Relive the ’90s Fashion Heyday With “Re-Edition” Magazine

Despite frequent declarations that “print is dead,” new magazines are cropping up well into 2015, the majority of which propose a print product as an outlet for creative freedom free from the restraints of business or the page-view demands of the Internet.

The latest to tackle the theme is Re-Edition, a quarterly publication from Belgium and England that combines archive photography with new commissions. The first issue includes highlights like a reprint of a Vivienne Westwood editorial from The Face; a 28-page retrospective of images by Mark Borthwick; a selection of works from Dash Snow, Mike Brodie, and Jim Goldberg; and new editorials from fashion industry up-and-comers Harley Weir, Charlie Engman, and Rachel Chandler.

“I think we have some kind of instinctive connection to the past that we need to move forward,” Re-Edition cofounder Fay Waters told Style.com of the decision to publish a magazine with both new and old imagery. “You can look at the past and also look forward to something completely new and unknown, and it’s most exciting to mix the two.”

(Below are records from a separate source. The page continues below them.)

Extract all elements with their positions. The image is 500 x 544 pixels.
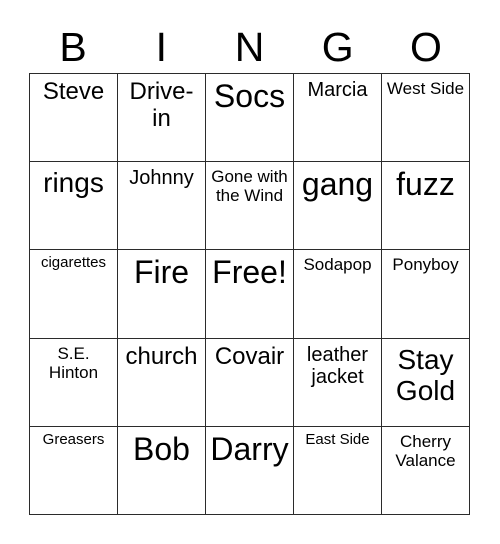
bingo-cell-g1[interactable]: Marcia bbox=[294, 74, 382, 163]
bingo-cell-i3[interactable]: Fire bbox=[118, 250, 206, 339]
bingo-cell-g5[interactable]: East Side bbox=[294, 426, 382, 515]
bingo-cell-label: Marcia bbox=[307, 79, 368, 101]
bingo-header-letter-n: N bbox=[234, 24, 265, 70]
bingo-cell-b2[interactable]: rings bbox=[30, 162, 118, 251]
bingo-cell-label: Cherry Valance bbox=[395, 431, 456, 470]
bingo-header-letter-o: O bbox=[409, 24, 442, 70]
bingo-cell-b5[interactable]: Greasers bbox=[30, 426, 118, 515]
bingo-cell-g3[interactable]: Sodapop bbox=[294, 250, 382, 339]
bingo-cell-o1[interactable]: West Side bbox=[382, 74, 470, 163]
bingo-cell-label: Bob bbox=[133, 430, 190, 467]
bingo-cell-label: Ponyboy bbox=[392, 255, 459, 275]
bingo-cell-o4[interactable]: Stay Gold bbox=[382, 338, 470, 427]
bingo-cell-label: West Side bbox=[386, 79, 465, 98]
bingo-cell-label: East Side bbox=[305, 430, 370, 448]
bingo-cell-o3[interactable]: Ponyboy bbox=[382, 250, 470, 339]
bingo-cell-label: church bbox=[125, 342, 198, 370]
bingo-cell-label: Drive-in bbox=[129, 78, 194, 132]
bingo-cell-label: cigarettes bbox=[40, 254, 107, 272]
bingo-cell-b1[interactable]: Steve bbox=[30, 74, 118, 163]
bingo-cell-n5[interactable]: Darry bbox=[206, 426, 294, 515]
bingo-cell-label: Johnny bbox=[129, 167, 194, 190]
bingo-grid: Steve Drive-in Socs Marcia West Side rin… bbox=[29, 73, 470, 515]
bingo-cell-label: Socs bbox=[213, 78, 286, 114]
bingo-cell-label: Gone with the Wind bbox=[211, 167, 288, 206]
bingo-cell-o5[interactable]: Cherry Valance bbox=[382, 426, 470, 515]
bingo-cell-label: leather jacket bbox=[306, 343, 369, 388]
bingo-cell-i2[interactable]: Johnny bbox=[118, 162, 206, 251]
bingo-cell-n4[interactable]: Covair bbox=[206, 338, 294, 427]
bingo-cell-n2[interactable]: Gone with the Wind bbox=[206, 162, 294, 251]
bingo-cell-label: Steve bbox=[42, 78, 105, 105]
bingo-header-letter-i: I bbox=[155, 24, 167, 70]
bingo-cell-label: gang bbox=[301, 166, 374, 203]
bingo-cell-label: Fire bbox=[133, 254, 190, 291]
bingo-cell-label: Sodapop bbox=[303, 255, 372, 275]
bingo-cell-label: Covair bbox=[214, 342, 285, 370]
bingo-cell-free-space[interactable]: Free! bbox=[206, 250, 294, 339]
bingo-cell-label: Free! bbox=[212, 254, 287, 291]
bingo-cell-b4[interactable]: S.E. Hinton bbox=[30, 338, 118, 427]
bingo-cell-i5[interactable]: Bob bbox=[118, 426, 206, 515]
bingo-cell-label: rings bbox=[43, 167, 104, 199]
bingo-cell-n1[interactable]: Socs bbox=[206, 74, 294, 163]
bingo-header-row: B I N G O bbox=[29, 22, 470, 73]
bingo-cell-label: Darry bbox=[210, 430, 289, 467]
bingo-cell-label: fuzz bbox=[396, 166, 455, 203]
bingo-cell-b3[interactable]: cigarettes bbox=[30, 250, 118, 339]
bingo-cell-o2[interactable]: fuzz bbox=[382, 162, 470, 251]
bingo-header-letter-g: G bbox=[321, 24, 354, 70]
bingo-cell-label: Stay Gold bbox=[395, 343, 456, 406]
bingo-cell-label: S.E. Hinton bbox=[48, 343, 99, 382]
bingo-cell-i4[interactable]: church bbox=[118, 338, 206, 427]
bingo-cell-g4[interactable]: leather jacket bbox=[294, 338, 382, 427]
bingo-header-letter-b: B bbox=[59, 24, 87, 70]
bingo-card: B I N G O Steve Drive-in Socs Marcia Wes… bbox=[0, 0, 500, 544]
bingo-cell-i1[interactable]: Drive-in bbox=[118, 74, 206, 163]
bingo-cell-label: Greasers bbox=[42, 430, 105, 448]
bingo-cell-g2[interactable]: gang bbox=[294, 162, 382, 251]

The decision to republish archive stories goes hand in hand with fashion’s current obsession with nostalgia, from the bohemian babes of the ’70s to the goths of the ’90s who ruled the Fall runways. “I think designers are definitely looking to the past, in the same way we find archival photography that is very relevant to what’s happening now,” Waters explained.

The magazine also harkens to the trend of #TBTing iconic imagery on social media, but to the editors of Re-Edition, the feeds are getting so crowded with heroic images that each is losing its meaning. “We wanted to take archive images out of this clutter and showcase them as they ran originally,” Waters said of the choice to create a print product versus a digital stream of imagery.

The magazine chooses to champion the photography of past and present by inclusion alone, without any written articles to accompany the works. Also missing from the pages of Re-Edition: ads. Although that’s something the editors are willing to change. “We want to find different ways of working with designers and brands, where they will give us a piece of their world, in a way,” explained Waters of the mag’s sponsor-based advertising strategy. On a quarterly publishing schedule with global distribution, that’s a bridge the magazine will have to cross sooner than later.